Argentinos demonstraram no último domingo que não aceitam o caminho imposto pelo serviçal do FMI nos últimos 21 meses de desgoverno
O crescente arrocho salarial e a escandalosa corrupção que passaram a ser marca do desgoverno de Javier Milei levaram à sua fragorosa derrota por mais de 13,5% dos votos nas eleições legislativas da província (Estado) de Buenos Aires no último domingo (7).
O mesmo presidente que prometia que a Argentina deixaria “ser terreno fértil para a corrupção” – embora já tivesse sido descoberto ofertando vagas nas listas de candidatos por até cem mil dólares – agora era flagrado tentando censurar a imprensa de que veiculasse o assalto da irmã, Karina Milei, através de propinas obtidas com vendas de remédios para deficientes, e de um sócio roubando a estatal Agência Nacional para a Deficiência (Andis).

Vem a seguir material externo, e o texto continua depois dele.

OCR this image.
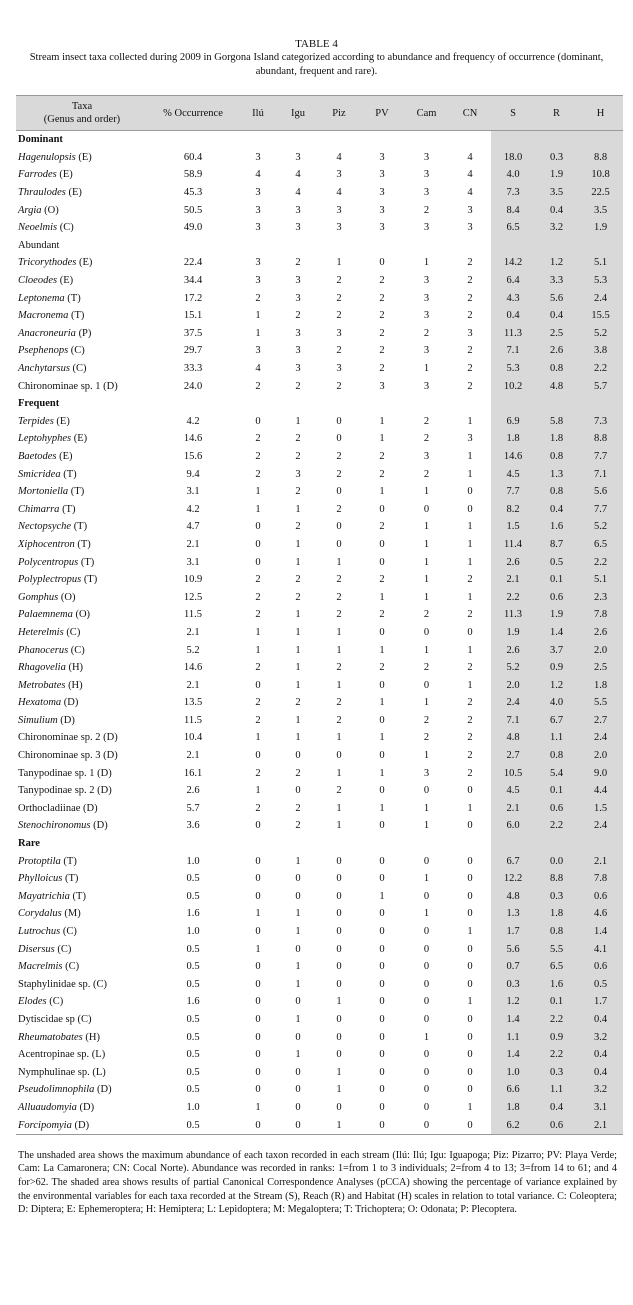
TABLE 4
Stream insect taxa collected during 2009 in Gorgona Island categorized according to abundance and frequency of occurrence (dominant, abundant, frequent and rare).
Taxa
(Genus and order)	% Occurrence	Ilú	Igu	Piz	PV	Cam	CN	S	R	H
Dominant										
Hagenulopsis (E)	60.4	3	3	4	3	3	4	18.0	0.3	8.8
Farrodes (E)	58.9	4	4	3	3	3	4	4.0	1.9	10.8
Thraulodes (E)	45.3	3	4	4	3	3	4	7.3	3.5	22.5
Argia (O)	50.5	3	3	3	3	2	3	8.4	0.4	3.5
Neoelmis (C)	49.0	3	3	3	3	3	3	6.5	3.2	1.9
Abundant										
Tricorythodes (E)	22.4	3	2	1	0	1	2	14.2	1.2	5.1
Cloeodes (E)	34.4	3	3	2	2	3	2	6.4	3.3	5.3
Leptonema (T)	17.2	2	3	2	2	3	2	4.3	5.6	2.4
Macronema (T)	15.1	1	2	2	2	3	2	0.4	0.4	15.5
Anacroneuria (P)	37.5	1	3	3	2	2	3	11.3	2.5	5.2
Psephenops (C)	29.7	3	3	2	2	3	2	7.1	2.6	3.8
Anchytarsus (C)	33.3	4	3	3	2	1	2	5.3	0.8	2.2
Chironominae sp. 1 (D)	24.0	2	2	2	3	3	2	10.2	4.8	5.7
Frequent										
Terpides (E)	4.2	0	1	0	1	2	1	6.9	5.8	7.3
Leptohyphes (E)	14.6	2	2	0	1	2	3	1.8	1.8	8.8
Baetodes (E)	15.6	2	2	2	2	3	1	14.6	0.8	7.7
Smicridea (T)	9.4	2	3	2	2	2	1	4.5	1.3	7.1
Mortoniella (T)	3.1	1	2	0	1	1	0	7.7	0.8	5.6
Chimarra (T)	4.2	1	1	2	0	0	0	8.2	0.4	7.7
Nectopsyche (T)	4.7	0	2	0	2	1	1	1.5	1.6	5.2
Xiphocentron (T)	2.1	0	1	0	0	1	1	11.4	8.7	6.5
Polycentropus (T)	3.1	0	1	1	0	1	1	2.6	0.5	2.2
Polyplectropus (T)	10.9	2	2	2	2	1	2	2.1	0.1	5.1
Gomphus (O)	12.5	2	2	2	1	1	1	2.2	0.6	2.3
Palaemnema (O)	11.5	2	1	2	2	2	2	11.3	1.9	7.8
Heterelmis (C)	2.1	1	1	1	0	0	0	1.9	1.4	2.6
Phanocerus (C)	5.2	1	1	1	1	1	1	2.6	3.7	2.0
Rhagovelia (H)	14.6	2	1	2	2	2	2	5.2	0.9	2.5
Metrobates (H)	2.1	0	1	1	0	0	1	2.0	1.2	1.8
Hexatoma (D)	13.5	2	2	2	1	1	2	2.4	4.0	5.5
Simulium (D)	11.5	2	1	2	0	2	2	7.1	6.7	2.7
Chironominae sp. 2 (D)	10.4	1	1	1	1	2	2	4.8	1.1	2.4
Chironominae sp. 3 (D)	2.1	0	0	0	0	1	2	2.7	0.8	2.0
Tanypodinae sp. 1 (D)	16.1	2	2	1	1	3	2	10.5	5.4	9.0
Tanypodinae sp. 2 (D)	2.6	1	0	2	0	0	0	4.5	0.1	4.4
Orthocladiinae (D)	5.7	2	2	1	1	1	1	2.1	0.6	1.5
Stenochironomus (D)	3.6	0	2	1	0	1	0	6.0	2.2	2.4
Rare										
Protoptila (T)	1.0	0	1	0	0	0	0	6.7	0.0	2.1
Phylloicus (T)	0.5	0	0	0	0	1	0	12.2	8.8	7.8
Mayatrichia (T)	0.5	0	0	0	1	0	0	4.8	0.3	0.6
Corydalus (M)	1.6	1	1	0	0	1	0	1.3	1.8	4.6
Lutrochus (C)	1.0	0	1	0	0	0	1	1.7	0.8	1.4
Disersus (C)	0.5	1	0	0	0	0	0	5.6	5.5	4.1
Macrelmis (C)	0.5	0	1	0	0	0	0	0.7	6.5	0.6
Staphylinidae sp. (C)	0.5	0	1	0	0	0	0	0.3	1.6	0.5
Elodes (C)	1.6	0	0	1	0	0	1	1.2	0.1	1.7
Dytiscidae sp (C)	0.5	0	1	0	0	0	0	1.4	2.2	0.4
Rheumatobates (H)	0.5	0	0	0	0	1	0	1.1	0.9	3.2
Acentropinae sp. (L)	0.5	0	1	0	0	0	0	1.4	2.2	0.4
Nymphulinae sp. (L)	0.5	0	0	1	0	0	0	1.0	0.3	0.4
Pseudolimnophila (D)	0.5	0	0	1	0	0	0	6.6	1.1	3.2
Alluaudomyia (D)	1.0	1	0	0	0	0	1	1.8	0.4	3.1
Forcipomyia (D)	0.5	0	0	1	0	0	0	6.2	0.6	2.1
The unshaded area shows the maximum abundance of each taxon recorded in each stream (Ilú: Ilú; Igu: Iguapoga; Piz: Pizarro; PV: Playa Verde; Cam: La Camaronera; CN: Cocal Norte). Abundance was recorded in ranks: 1=from 1 to 3 individuals; 2=from 4 to 13; 3=from 14 to 61; and 4 for>62. The shaded area shows results of partial Canonical Correspondence Analyses (pCCA) showing the percentage of variance explained by the environmental variables for each taxa recorded at the Stream (S), Reach (R) and Habitat (H) scales in relation to total variance. C: Coleoptera; D: Diptera; E: Ephemeroptera; H: Hemiptera; L: Lepidoptera; M: Megaloptera; T: Trichoptera; O: Odonata; P: Plecoptera.
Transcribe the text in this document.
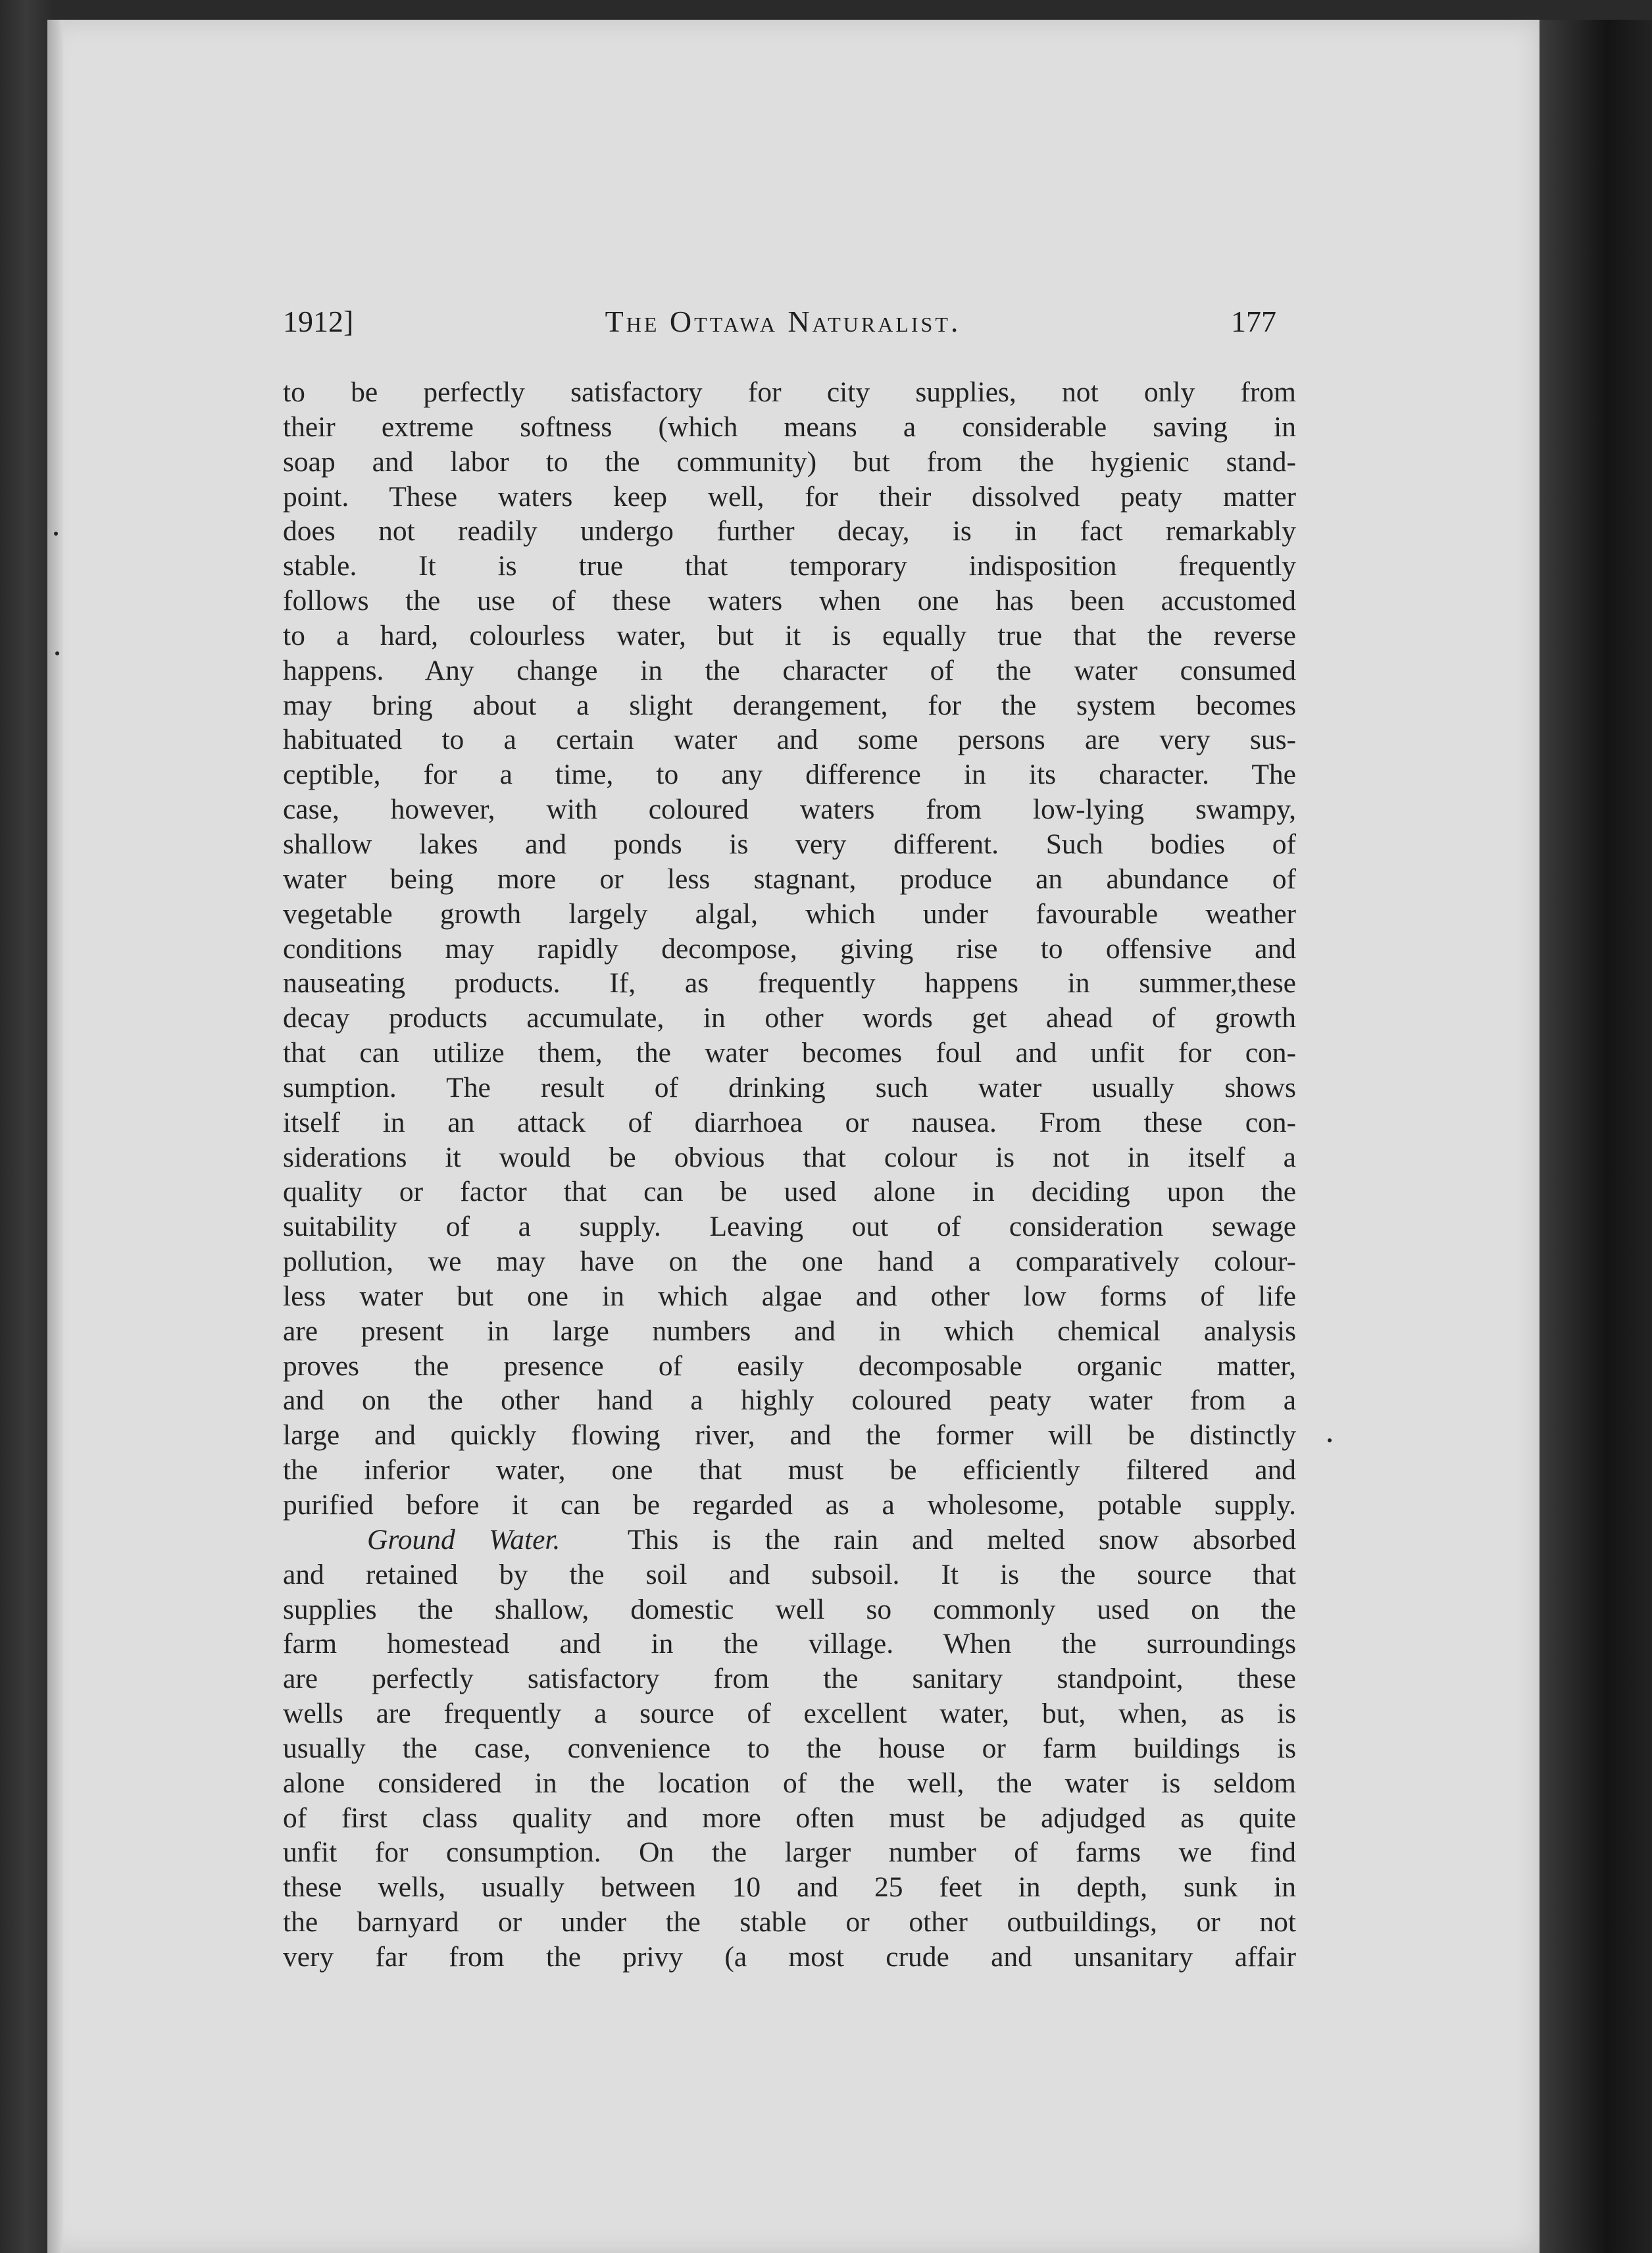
1912]	The Ottawa Naturalist.	177
to be perfectly satisfactory for city supplies, not only from
their extreme softness (which means a considerable saving in
soap and labor to the community) but from the hygienic stand-
point. These waters keep well, for their dissolved peaty matter
does not readily undergo further decay, is in fact remarkably
stable. It is true that temporary indisposition frequently
follows the use of these waters when one has been accustomed
to a hard, colourless water, but it is equally true that the reverse
happens. Any change in the character of the water consumed
may bring about a slight derangement, for the system becomes
habituated to a certain water and some persons are very sus-
ceptible, for a time, to any difference in its character. The
case, however, with coloured waters from low-lying swampy,
shallow lakes and ponds is very different. Such bodies of
water being more or less stagnant, produce an abundance of
vegetable growth largely algal, which under favourable weather
conditions may rapidly decompose, giving rise to offensive and
nauseating products. If, as frequently happens in summer,these
decay products accumulate, in other words get ahead of growth
that can utilize them, the water becomes foul and unfit for con-
sumption. The result of drinking such water usually shows
itself in an attack of diarrhoea or nausea. From these con-
siderations it would be obvious that colour is not in itself a
quality or factor that can be used alone in deciding upon the
suitability of a supply. Leaving out of consideration sewage
pollution, we may have on the one hand a comparatively colour-
less water but one in which algae and other low forms of life
are present in large numbers and in which chemical analysis
proves the presence of easily decomposable organic matter,
and on the other hand a highly coloured peaty water from a
large and quickly flowing river, and the former will be distinctly
the inferior water, one that must be efficiently filtered and
purified before it can be regarded as a wholesome, potable supply.
Ground Water. This is the rain and melted snow absorbed
and retained by the soil and subsoil. It is the source that
supplies the shallow, domestic well so commonly used on the
farm homestead and in the village. When the surroundings
are perfectly satisfactory from the sanitary standpoint, these
wells are frequently a source of excellent water, but, when, as is
usually the case, convenience to the house or farm buildings is
alone considered in the location of the well, the water is seldom
of first class quality and more often must be adjudged as quite
unfit for consumption. On the larger number of farms we find
these wells, usually between 10 and 25 feet in depth, sunk in
the barnyard or under the stable or other outbuildings, or not
very far from the privy (a most crude and unsanitary affair
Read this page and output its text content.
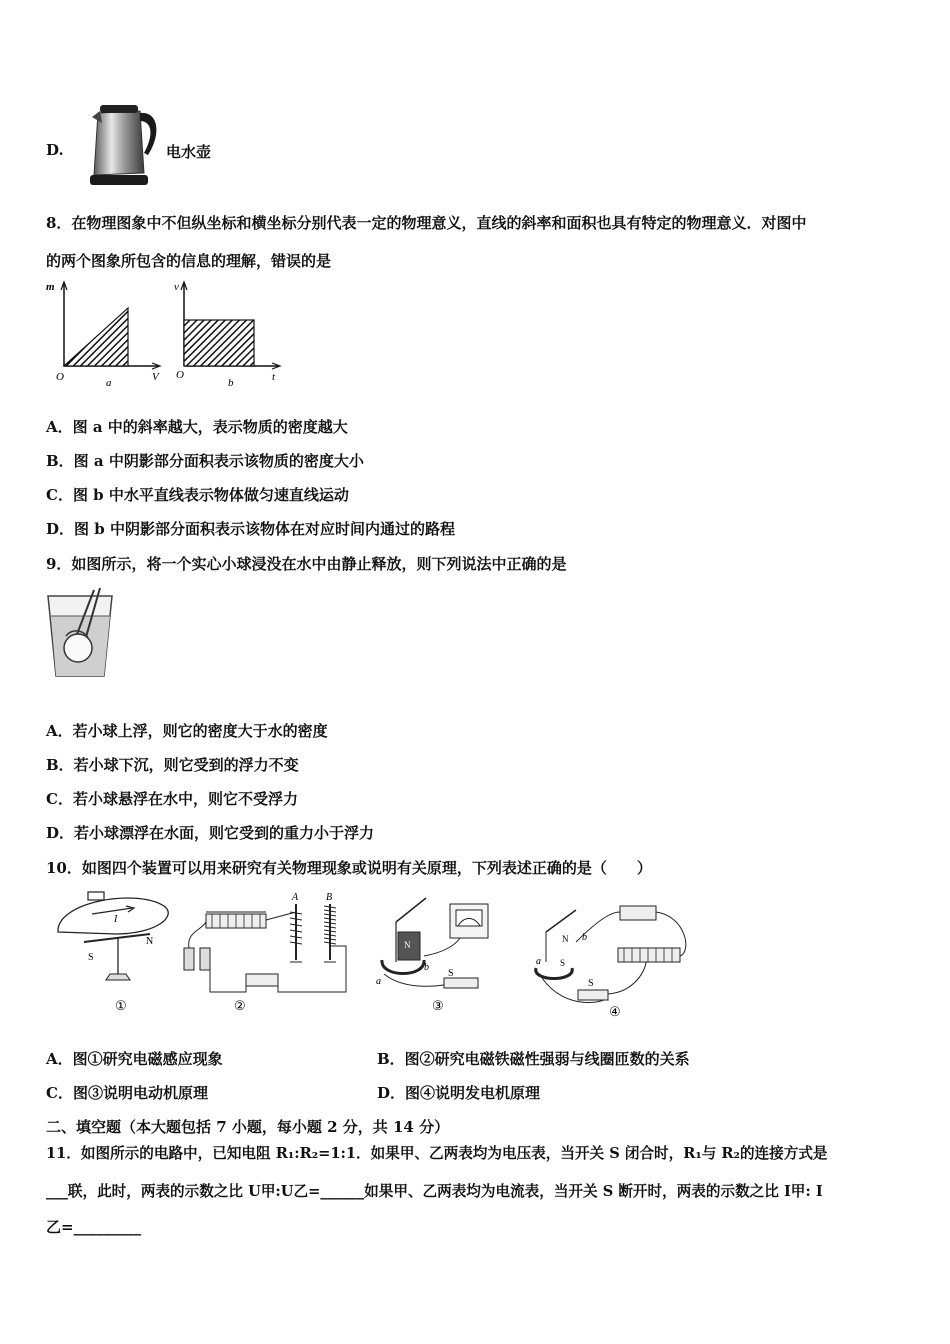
D.	电水壶
8．在物理图象中不但纵坐标和横坐标分别代表一定的物理意义，直线的斜率和面积也具有特定的物理意义．对图中
的两个图象所包含的信息的理解，错误的是
m
O	V
a
v
O	t
b
A．图 a 中的斜率越大，表示物质的密度越大
B．图 a 中阴影部分面积表示该物质的密度大小
C．图 b 中水平直线表示物体做匀速直线运动
D．图 b 中阴影部分面积表示该物体在对应时间内通过的路程
9．如图所示，将一个实心小球浸没在水中由静止释放，则下列说法中正确的是
A．若小球上浮，则它的密度大于水的密度
B．若小球下沉，则它受到的浮力不变
C．若小球悬浮在水中，则它不受浮力
D．若小球漂浮在水面，则它受到的重力小于浮力
10．如图四个装置可以用来研究有关物理现象或说明有关原理，下列表述正确的是（　　）
I
S
N
①
A	B
②
N
a
b
S
③
N
S
a
b
S
④
A．图①研究电磁感应现象	B．图②研究电磁铁磁性强弱与线圈匝数的关系
C．图③说明电动机原理	D．图④说明发电机原理
二、填空题（本大题包括 7 小题，每小题 2 分，共 14 分）
11．如图所示的电路中，已知电阻 R₁:R₂=1:1．如果甲、乙两表均为电压表，当开关 S 闭合时，R₁与 R₂的连接方式是
___联，此时，两表的示数之比 U甲:U乙=______如果甲、乙两表均为电流表，当开关 S 断开时，两表的示数之比 I甲: I
乙=_________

Até uma rádio uruguaia foi ameaçada se veicular as gravações que flagraram o envolvimento criminoso, mas nada impediu que a verdade viesse à tona.
Ao longo dos seus 21 meses de governo ficou comprovado que submissão ao Fundo Monetário Internacional (FMI), arrocho salarial, precarização e corrupção são componentes de um mesmo programa anti-nacional e entreguista que atenta contra a Argentina e seu povo. Para aprovar a Lei de Bases, que lhe concedeu poderes especiais para desmantelar o Estado, foi crucial que um senador e uma senadora alterassem seu voto. Desde 2024, o senador se encontra preso no Paraguai ao ser flagrado com US$ 200.000 em dinheiro vivo, enquanto a senadora foi nomeada embaixadora na UNESCO no mesmo dia para ficar longe das câmeras.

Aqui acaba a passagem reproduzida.